Beautiful gardening sim The Garden Path is like Animal Crossing without the hussle

The first and most frequent question the Garden Path makes me ask is ‘what now’. Left without direction, I’m usually quick to get lost. But lack of direction is this game’s whole point. All that’s explicitly explained after creating your own gardener is where to find your inventory and how you equip tools. Then you find yourself in the garden. The garden isn’t a small tidy pitch of land secured with a picket fence – in the Garden Path, the garden is more like a forest. It’s a large piece of land, a forest full of trees, bushes and rivers. That takes a bit of getting used to because, not to get too spiritual, if everything is the garden, what does gardening really mean?

The Garden Path wants you to roam. It doesn’t tell you what to do. I find a broken tool – looking at it in my inventory reveals there must be a person who can fix it, so I decide just to get going. I already carry an axe with me, so I fell a few trees, as you do. Some trees shed twigs, or even seeds, which I automatically pocket. This is the first of several similarities with Animal Crossing, which served as an inspiration for The Garden Path, along with Ghibli films and the Moomin books. I just take note of my spoils, with no real idea of what they might be useful for.

For a while, I simply enjoy the sound of leaves crunching under my character’s feet, the bird song and the instances of soft music tinkling like windchimes. Eventually, I meet Larto. Larto is a giant ox wearing a beanie and a…blanket? A kaftan? I love Larto and would die for him if he asked me to, simply based on his design, but what he actually wants me to do is fish. The fishing mechanic in The Garden Path is different from anything I’ve seen before – here, fish are attracted to your rod by you whistling a tune. You move a note icon along a set of rectangles until a fish appears, then you have to further wiggle the icon along a circle and reel your fishing rod in at the right time – it’s likely the most difficult fishing mechanic I’ve seen, and I know my videogame fishing.

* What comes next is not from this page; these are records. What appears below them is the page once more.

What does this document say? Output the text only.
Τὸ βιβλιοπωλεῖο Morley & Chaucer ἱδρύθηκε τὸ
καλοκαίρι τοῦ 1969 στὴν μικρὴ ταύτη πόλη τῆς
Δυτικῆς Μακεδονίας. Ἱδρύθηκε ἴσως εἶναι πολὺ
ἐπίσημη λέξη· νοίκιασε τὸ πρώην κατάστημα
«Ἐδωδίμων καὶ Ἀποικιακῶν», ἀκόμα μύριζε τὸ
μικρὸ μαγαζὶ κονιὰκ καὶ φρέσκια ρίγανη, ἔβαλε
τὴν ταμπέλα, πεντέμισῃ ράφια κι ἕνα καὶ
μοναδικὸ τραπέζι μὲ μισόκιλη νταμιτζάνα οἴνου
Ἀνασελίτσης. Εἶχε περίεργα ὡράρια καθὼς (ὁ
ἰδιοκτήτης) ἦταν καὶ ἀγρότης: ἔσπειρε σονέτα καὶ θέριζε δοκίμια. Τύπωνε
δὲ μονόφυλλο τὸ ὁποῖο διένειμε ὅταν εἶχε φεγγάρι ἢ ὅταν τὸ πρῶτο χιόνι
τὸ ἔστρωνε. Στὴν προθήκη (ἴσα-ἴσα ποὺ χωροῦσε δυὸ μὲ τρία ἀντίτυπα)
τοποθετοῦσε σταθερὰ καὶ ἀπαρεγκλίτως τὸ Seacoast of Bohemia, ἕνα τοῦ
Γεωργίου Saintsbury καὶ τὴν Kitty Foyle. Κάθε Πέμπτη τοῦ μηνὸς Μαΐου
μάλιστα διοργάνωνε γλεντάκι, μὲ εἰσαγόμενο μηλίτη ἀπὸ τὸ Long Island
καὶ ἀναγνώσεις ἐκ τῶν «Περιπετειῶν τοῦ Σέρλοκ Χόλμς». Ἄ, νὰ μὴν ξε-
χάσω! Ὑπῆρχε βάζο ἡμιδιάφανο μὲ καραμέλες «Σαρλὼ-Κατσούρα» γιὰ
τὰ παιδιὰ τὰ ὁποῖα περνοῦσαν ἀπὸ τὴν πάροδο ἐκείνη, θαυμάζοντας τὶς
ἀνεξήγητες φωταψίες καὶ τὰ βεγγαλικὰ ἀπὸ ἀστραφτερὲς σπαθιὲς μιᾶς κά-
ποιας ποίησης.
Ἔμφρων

Eventually I meet Augustus, the park ranger. Of course he’s a bear. He doesn’t warn me of forest fires however, he gifts me a set of shears with which to snip a myriad of plants. The garden is full of them – encountering them often enough will teach you their names and properties, so that soon I will be able to point at a flower in real life, laugh and say to no one in particular how I’ve seen that in a videogame. Who doesn’t love that?